Lourdaud tomba à genoux alors que je décrochai ses doigts. J’attrapai Siffleur par la gorge et le réveillai d’une gifle. J’appliquai la pointe de ma lame Vanduul sur sa gorge.

“Je disais donc : je sais que je suis en tort dans cette histoire, donc va dire à Tarsis que je vais tout régler. Mais,” j’appuyai un peu plus le couteau contre sa gorge, “si jamais je croise d’autres de ses laquais, je les étripe lentement. Et ça semblera gentil comparé à ce que je ferai quand je viendrai le chercher, lui. C’est clair ?”

Siffleur émit un chuintement, trop terrifié pour bouger contre la lame. Il respirait normalement pour la première fois.

“Bien.” Je le lâchai et allai récupérer mon pistolet. “Tu devrais emmener ton ami à une station médicale.”
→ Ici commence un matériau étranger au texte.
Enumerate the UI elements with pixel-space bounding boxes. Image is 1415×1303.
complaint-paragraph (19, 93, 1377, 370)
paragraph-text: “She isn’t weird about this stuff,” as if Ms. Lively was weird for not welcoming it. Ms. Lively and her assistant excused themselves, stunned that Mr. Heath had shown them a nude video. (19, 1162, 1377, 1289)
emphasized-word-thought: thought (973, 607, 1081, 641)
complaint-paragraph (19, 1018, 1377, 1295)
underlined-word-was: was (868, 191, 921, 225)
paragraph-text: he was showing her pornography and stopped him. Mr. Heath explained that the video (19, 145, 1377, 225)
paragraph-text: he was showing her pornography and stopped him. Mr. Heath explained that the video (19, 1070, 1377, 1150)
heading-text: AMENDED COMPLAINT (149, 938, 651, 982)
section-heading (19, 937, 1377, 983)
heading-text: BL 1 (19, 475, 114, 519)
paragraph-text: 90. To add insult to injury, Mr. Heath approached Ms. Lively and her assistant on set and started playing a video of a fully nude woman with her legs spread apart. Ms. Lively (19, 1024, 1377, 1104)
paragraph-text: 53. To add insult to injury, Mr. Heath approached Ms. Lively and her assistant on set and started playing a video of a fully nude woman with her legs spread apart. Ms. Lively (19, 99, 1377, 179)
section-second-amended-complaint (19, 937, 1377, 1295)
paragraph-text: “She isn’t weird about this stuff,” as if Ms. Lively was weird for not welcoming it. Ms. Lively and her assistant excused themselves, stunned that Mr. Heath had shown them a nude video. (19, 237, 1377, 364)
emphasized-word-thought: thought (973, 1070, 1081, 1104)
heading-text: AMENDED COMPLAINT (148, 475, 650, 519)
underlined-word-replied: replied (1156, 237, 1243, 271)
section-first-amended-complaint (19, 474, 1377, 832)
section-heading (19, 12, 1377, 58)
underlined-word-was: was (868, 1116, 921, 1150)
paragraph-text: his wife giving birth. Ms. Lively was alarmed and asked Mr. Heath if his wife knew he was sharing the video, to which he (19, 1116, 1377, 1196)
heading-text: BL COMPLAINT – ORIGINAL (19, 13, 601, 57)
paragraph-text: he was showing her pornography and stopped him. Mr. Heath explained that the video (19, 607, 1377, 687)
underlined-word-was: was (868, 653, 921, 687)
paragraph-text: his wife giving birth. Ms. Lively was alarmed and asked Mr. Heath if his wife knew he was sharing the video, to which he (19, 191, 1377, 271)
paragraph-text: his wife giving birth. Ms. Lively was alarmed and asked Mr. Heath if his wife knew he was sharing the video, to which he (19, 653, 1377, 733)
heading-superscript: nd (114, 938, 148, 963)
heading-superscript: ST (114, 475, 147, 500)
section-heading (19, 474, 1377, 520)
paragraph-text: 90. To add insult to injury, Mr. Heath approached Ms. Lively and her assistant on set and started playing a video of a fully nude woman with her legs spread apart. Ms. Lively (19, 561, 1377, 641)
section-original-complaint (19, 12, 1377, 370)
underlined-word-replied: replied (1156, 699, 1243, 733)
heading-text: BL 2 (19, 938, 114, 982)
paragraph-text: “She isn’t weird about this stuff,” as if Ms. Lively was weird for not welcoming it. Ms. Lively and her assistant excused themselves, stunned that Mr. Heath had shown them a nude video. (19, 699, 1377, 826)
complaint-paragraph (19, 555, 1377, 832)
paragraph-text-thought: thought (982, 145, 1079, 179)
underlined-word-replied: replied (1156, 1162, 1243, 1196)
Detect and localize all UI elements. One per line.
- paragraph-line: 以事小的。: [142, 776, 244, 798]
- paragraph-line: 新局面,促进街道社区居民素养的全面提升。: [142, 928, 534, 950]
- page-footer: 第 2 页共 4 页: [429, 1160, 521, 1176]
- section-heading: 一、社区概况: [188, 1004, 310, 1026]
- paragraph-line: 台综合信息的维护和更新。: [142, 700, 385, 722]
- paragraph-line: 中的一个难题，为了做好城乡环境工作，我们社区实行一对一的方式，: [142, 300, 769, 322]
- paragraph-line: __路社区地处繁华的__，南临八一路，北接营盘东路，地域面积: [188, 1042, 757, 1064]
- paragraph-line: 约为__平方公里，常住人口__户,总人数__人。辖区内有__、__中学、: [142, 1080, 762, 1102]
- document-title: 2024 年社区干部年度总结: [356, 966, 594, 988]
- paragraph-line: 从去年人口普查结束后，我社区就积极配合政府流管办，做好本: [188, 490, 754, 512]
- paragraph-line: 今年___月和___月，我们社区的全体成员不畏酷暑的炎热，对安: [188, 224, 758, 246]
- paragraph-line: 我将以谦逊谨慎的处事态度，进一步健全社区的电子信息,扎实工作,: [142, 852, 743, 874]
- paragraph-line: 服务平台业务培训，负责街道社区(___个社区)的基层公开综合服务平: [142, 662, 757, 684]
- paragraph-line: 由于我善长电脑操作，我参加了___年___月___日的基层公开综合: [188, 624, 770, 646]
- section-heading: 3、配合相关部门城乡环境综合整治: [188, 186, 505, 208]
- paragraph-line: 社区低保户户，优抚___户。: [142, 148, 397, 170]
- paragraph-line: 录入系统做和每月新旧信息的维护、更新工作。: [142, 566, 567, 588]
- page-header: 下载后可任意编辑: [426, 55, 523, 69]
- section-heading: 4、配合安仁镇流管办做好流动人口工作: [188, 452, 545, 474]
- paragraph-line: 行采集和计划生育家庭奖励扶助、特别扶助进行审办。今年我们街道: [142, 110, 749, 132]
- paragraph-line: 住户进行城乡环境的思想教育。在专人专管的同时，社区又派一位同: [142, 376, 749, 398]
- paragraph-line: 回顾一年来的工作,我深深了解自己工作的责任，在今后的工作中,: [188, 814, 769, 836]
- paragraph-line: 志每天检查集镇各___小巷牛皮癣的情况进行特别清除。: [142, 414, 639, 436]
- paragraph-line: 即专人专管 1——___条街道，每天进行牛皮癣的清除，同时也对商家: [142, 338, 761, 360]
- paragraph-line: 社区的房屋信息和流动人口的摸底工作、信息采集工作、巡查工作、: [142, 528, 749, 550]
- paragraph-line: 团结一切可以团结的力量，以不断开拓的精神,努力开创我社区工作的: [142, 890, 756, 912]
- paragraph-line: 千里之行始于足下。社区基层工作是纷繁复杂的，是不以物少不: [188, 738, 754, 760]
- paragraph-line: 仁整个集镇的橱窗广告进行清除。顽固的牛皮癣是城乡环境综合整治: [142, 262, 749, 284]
Un des habitués du bar passa la tête par la porte. Il jeta un coup d’œil autour de la pièce.

“Vous en avez fini, ici?”

“Ouais, c’est réglé.” Ils commencèrent à revenir et à regagner leurs places, enjambant les deux voyous au sol. Je bus une dernière gorgée de ma boisson et me dirigeai vers la porte.

Je sortis et rejoignis l’Esplanade. Le bruit de la rue principale noire de monde me frappa comme une vague. À une époque, toutes ces stations orbitales servaient de relais pour les équipes de terraformation dans le système, mais désormais c’est un havre pour les dégénérés, le marché noir, et les fugitifs… mes semblables. Une sacrée déchéance. Les gens pourraient en dire autant de moi, j’imagine… mais je le leur déconseille.

Retour aux affaires. Je dois trouver un moyen de faire du fric. Et vite.